Since coming back from Christmas, Arthur has been speaking so much more Dutch. Not in a dramatic, overnight way. But slowly. Naturally. Almost quietly. And yet, unmistakably.
We spent a whole week “back home” surrounded by family, playing board games, watching Flemish TV, sharing meals, and chatting about everyday things. There was no structured language practice. No correcting. No pressure. Just life, lived in Dutch.
And something shifted.
Arthur started trying more. Taking more risks. Using longer sentences. Playing with new words. The language began to feel less like something he had to perform and more like something he could simply use.
What surprised me most?
A week after school restarted, it’s still going.
He’s still choosing Dutch music.
Still experimenting with new sentences.
Still bringing Dutch into everyday moments.
From a research perspective, this makes complete sense.
The affective filter matters more than we think
Stephen Krashen’s concept of the affective filter suggests that language acquisition is deeply influenced by emotions. When learners feel anxious, self-conscious, or pressured, their “filter” goes up and acquisition slows. When they feel safe, connected, and relaxed, the filter lowers and language flows in more easily.

Being immersed in Dutch within loving relationships such as grandparents, cousins, aunts and uncles, shared jokes, familiar routines created exactly those low-stress conditions. Arthur wasn’t being evaluated. He belonged. And belonging is a powerful catalyst for language.

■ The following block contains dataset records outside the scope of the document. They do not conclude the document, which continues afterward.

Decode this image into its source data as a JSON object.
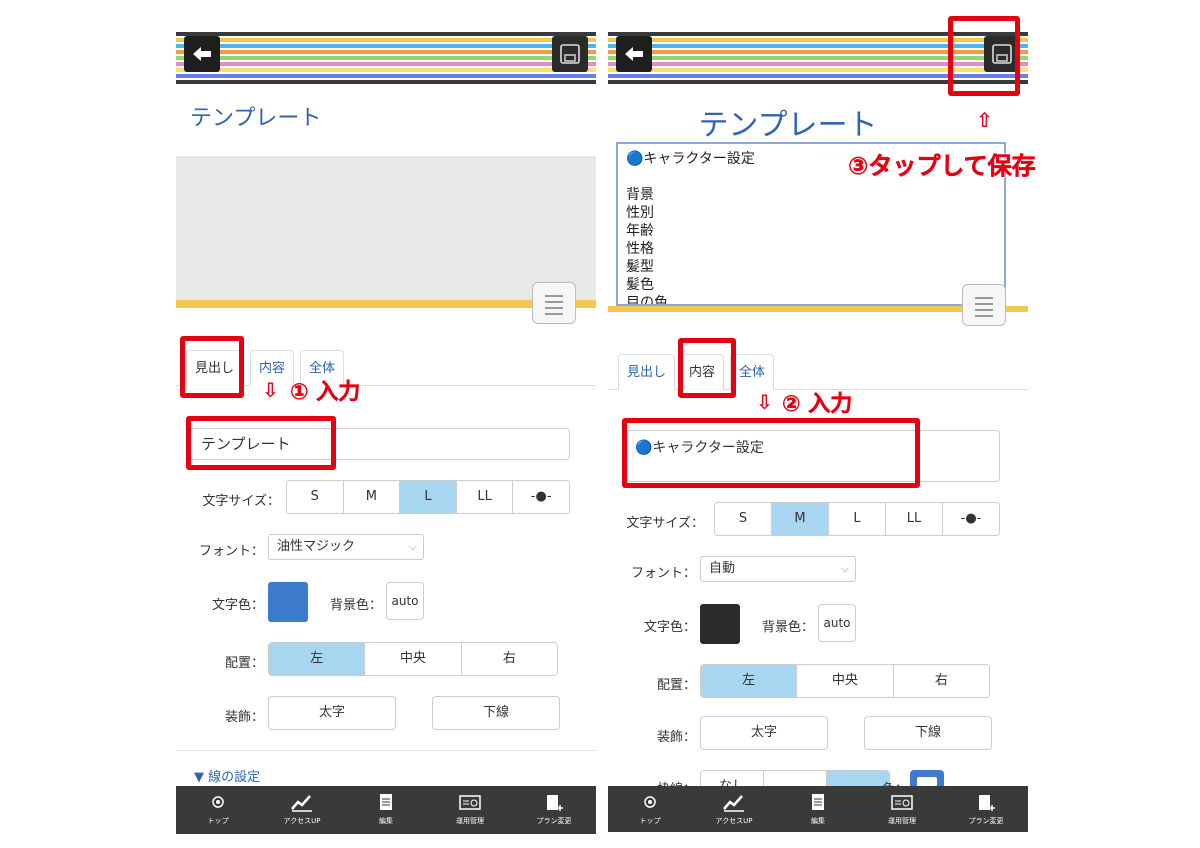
{
  "left": {
    "preview_title": "テンプレート",
    "tabs": [
      "見出し",
      "内容",
      "全体"
    ],
    "heading_value": "テンプレート",
    "text_size_label": "文字サイズ：",
    "text_sizes": [
      "S",
      "M",
      "L",
      "LL",
      "-●-"
    ],
    "text_size_selected": "L",
    "font_label": "フォント：",
    "font_value": "油性マジック",
    "text_color_label": "文字色：",
    "text_color": "#3d7ccc",
    "bg_color_label": "背景色：",
    "bg_color_value": "auto",
    "align_label": "配置：",
    "align_options": [
      "左",
      "中央",
      "右"
    ],
    "align_selected": "左",
    "decoration_label": "装飾：",
    "bold_label": "太字",
    "underline_label": "下線",
    "line_settings": "▼ 線の設定",
    "annotation": "① 入力"
  },
  "right": {
    "preview_title": "テンプレート",
    "content_lines": [
      "🔵キャラクター設定",
      "",
      "背景",
      "性別",
      "年齢",
      "性格",
      "髪型",
      "髪色",
      "目の色"
    ],
    "tabs": [
      "見出し",
      "内容",
      "全体"
    ],
    "content_value": "🔵キャラクター設定",
    "text_size_label": "文字サイズ：",
    "text_sizes": [
      "S",
      "M",
      "L",
      "LL",
      "-●-"
    ],
    "text_size_selected": "M",
    "font_label": "フォント：",
    "font_value": "自動",
    "text_color_label": "文字色：",
    "text_color": "#2b2b2b",
    "bg_color_label": "背景色：",
    "bg_color_value": "auto",
    "align_label": "配置：",
    "align_options": [
      "左",
      "中央",
      "右"
    ],
    "align_selected": "左",
    "decoration_label": "装飾：",
    "bold_label": "太字",
    "underline_label": "下線",
    "border_label": "枠線：",
    "border_none": "なし",
    "border_color_label": "色：",
    "annotation_input": "② 入力",
    "annotation_save": "③タップして保存"
  },
  "bottom_nav": [
    "トップ",
    "アクセスUP",
    "編集",
    "運用管理",
    "プラン変更"
  ],
  "colors": {
    "annotation_red": "#e60012",
    "link_blue": "#2e64b2",
    "selected_blue": "#a8d5f0",
    "nav_bg": "#3a3a3a",
    "stripes": [
      "#3a3a3a",
      "#f2c94c",
      "#4fb7e8",
      "#f2994a",
      "#9bd36b",
      "#e889c9",
      "#f7e26b",
      "#6b7de8",
      "#3a3a3a"
    ]
  },
  "icons": {
    "back": "arrow-left-icon",
    "save": "floppy-disk-icon",
    "grip": "drag-handle-icon"
  }
}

Identity drives investment in language
Learners engage more deeply with a language when it feels connected to who they are and who they want to be. This week wasn’t just about increased exposure; it was about identity affirmation.

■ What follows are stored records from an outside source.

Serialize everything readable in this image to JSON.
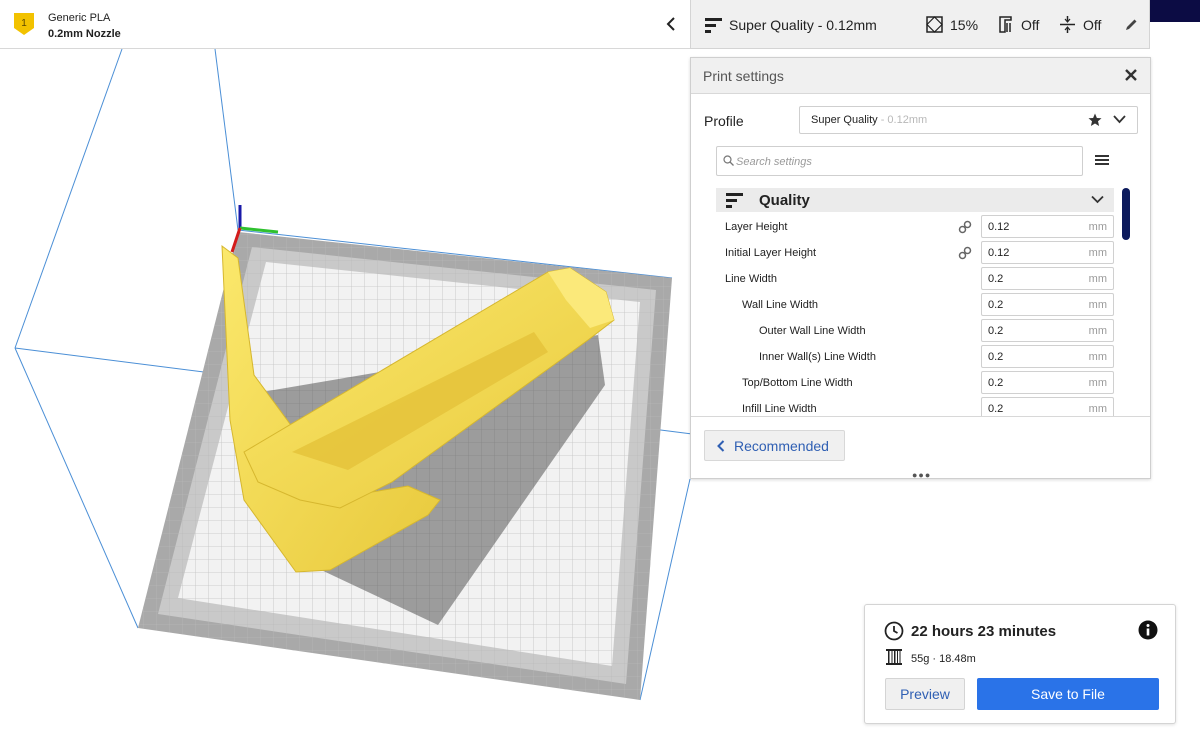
{
  "extruder": {
    "number": "1",
    "material": "Generic PLA",
    "nozzle": "0.2mm Nozzle"
  },
  "settings_bar": {
    "profile": "Super Quality - 0.12mm",
    "infill": "15%",
    "support": "Off",
    "adhesion": "Off"
  },
  "print_settings": {
    "title": "Print settings",
    "profile_label": "Profile",
    "profile_name": "Super Quality",
    "profile_sub": " - 0.12mm",
    "search_placeholder": "Search settings",
    "category": "Quality",
    "rows": [
      {
        "label": "Layer Height",
        "value": "0.12",
        "unit": "mm",
        "linked": true
      },
      {
        "label": "Initial Layer Height",
        "value": "0.12",
        "unit": "mm",
        "linked": true
      },
      {
        "label": "Line Width",
        "value": "0.2",
        "unit": "mm",
        "linked": false
      },
      {
        "label": "Wall Line Width",
        "value": "0.2",
        "unit": "mm",
        "linked": false
      },
      {
        "label": "Outer Wall Line Width",
        "value": "0.2",
        "unit": "mm",
        "linked": false
      },
      {
        "label": "Inner Wall(s) Line Width",
        "value": "0.2",
        "unit": "mm",
        "linked": false
      },
      {
        "label": "Top/Bottom Line Width",
        "value": "0.2",
        "unit": "mm",
        "linked": false
      },
      {
        "label": "Infill Line Width",
        "value": "0.2",
        "unit": "mm",
        "linked": false
      }
    ],
    "recommended_label": "Recommended"
  },
  "estimate": {
    "time": "22 hours 23 minutes",
    "material": "55g · 18.48m",
    "preview_label": "Preview",
    "save_label": "Save to File"
  },
  "colors": {
    "accent": "#2a73e8",
    "link": "#2f5fb3",
    "model": "#f7e15a",
    "dark_strip": "#0c0c44"
  },
  "icons": {
    "extruder": "extruder-badge-icon",
    "collapse": "chevron-left-icon",
    "profile": "quality-layers-icon",
    "infill": "infill-icon",
    "support": "support-icon",
    "adhesion": "adhesion-icon",
    "edit": "pencil-icon",
    "close": "close-icon",
    "favorite": "star-icon",
    "search": "search-icon",
    "menu": "menu-icon",
    "link": "link-icon",
    "clock": "clock-icon",
    "info": "info-icon",
    "spool": "spool-icon"
  }
}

Dutch wasn’t just a “home language” in theory. It became:
- the language of connection
- the language of play
- the language of family stories
- the language of belonging
No wonder he’s still choosing to engage with it now.
Real input, real interaction, real meaning
Research consistently shows that meaningful, contextualised input is far more powerful than isolated practice. This week provided rich comprehensible input (listening to real conversations, TV, jokes, games) and authentic opportunities for output — but without forced production.

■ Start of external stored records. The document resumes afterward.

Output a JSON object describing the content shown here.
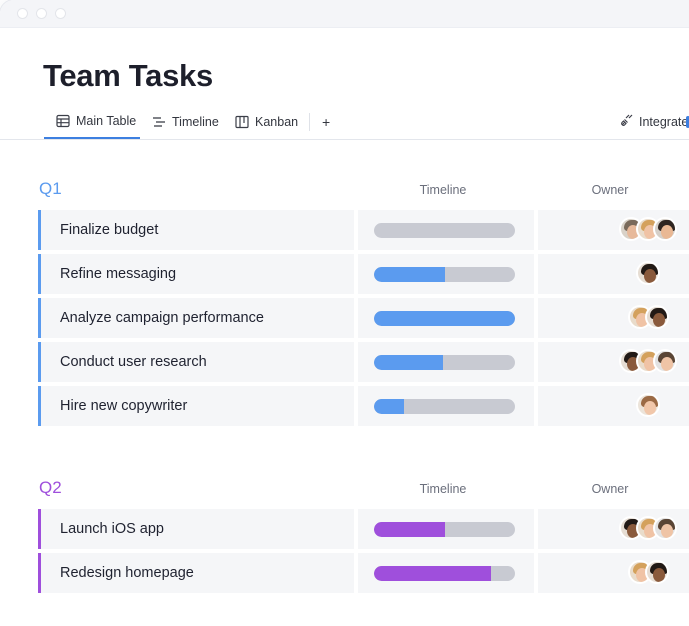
{
  "page": {
    "title": "Team Tasks"
  },
  "tabs": [
    {
      "label": "Main Table",
      "icon": "table-icon",
      "active": true
    },
    {
      "label": "Timeline",
      "icon": "timeline-icon",
      "active": false
    },
    {
      "label": "Kanban",
      "icon": "kanban-icon",
      "active": false
    }
  ],
  "add_tab_label": "+",
  "integrate": {
    "label": "Integrate",
    "icon": "integrate-icon"
  },
  "colors": {
    "q1_accent": "#5b9bef",
    "q2_accent": "#9f4fdc",
    "bar_track": "#c8cad2",
    "active_tab": "#3d7fe0"
  },
  "groups": [
    {
      "title": "Q1",
      "color": "#5b9bef",
      "columns": {
        "timeline": "Timeline",
        "owner": "Owner"
      },
      "rows": [
        {
          "name": "Finalize budget",
          "progress": 0.0,
          "owners": [
            "man-beard",
            "woman-blonde",
            "woman-dark"
          ]
        },
        {
          "name": "Refine messaging",
          "progress": 0.5,
          "owners": [
            "man-dark"
          ]
        },
        {
          "name": "Analyze campaign performance",
          "progress": 1.0,
          "owners": [
            "woman-blonde",
            "man-dark"
          ]
        },
        {
          "name": "Conduct user research",
          "progress": 0.49,
          "owners": [
            "man-dark",
            "woman-blonde",
            "man-light"
          ]
        },
        {
          "name": "Hire new copywriter",
          "progress": 0.21,
          "owners": [
            "woman-brown"
          ]
        }
      ]
    },
    {
      "title": "Q2",
      "color": "#9f4fdc",
      "columns": {
        "timeline": "Timeline",
        "owner": "Owner"
      },
      "rows": [
        {
          "name": "Launch iOS app",
          "progress": 0.5,
          "owners": [
            "man-dark",
            "woman-blonde",
            "man-light"
          ]
        },
        {
          "name": "Redesign homepage",
          "progress": 0.83,
          "owners": [
            "woman-blonde",
            "man-dark"
          ]
        }
      ]
    }
  ]
}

This is exactly the kind of environment where language competence grows naturally.
Not through drills.
Not through worksheets.
Not through correction-heavy practice.
But through lived experience.
So… is it still worth it?
Parents often worry that the minority language is slipping away, especially when children are educated fully in the majority language. That fear is real and understandable. But experiences like this remind us that the minority language is not simply eroding in the background.
It is responsive.
It is relational.
It is deeply connected to emotion, identity, and belonging.
When we nurture those foundations, the language doesn’t just survive. It strengthens.
And yes … it is absolutely still worth it.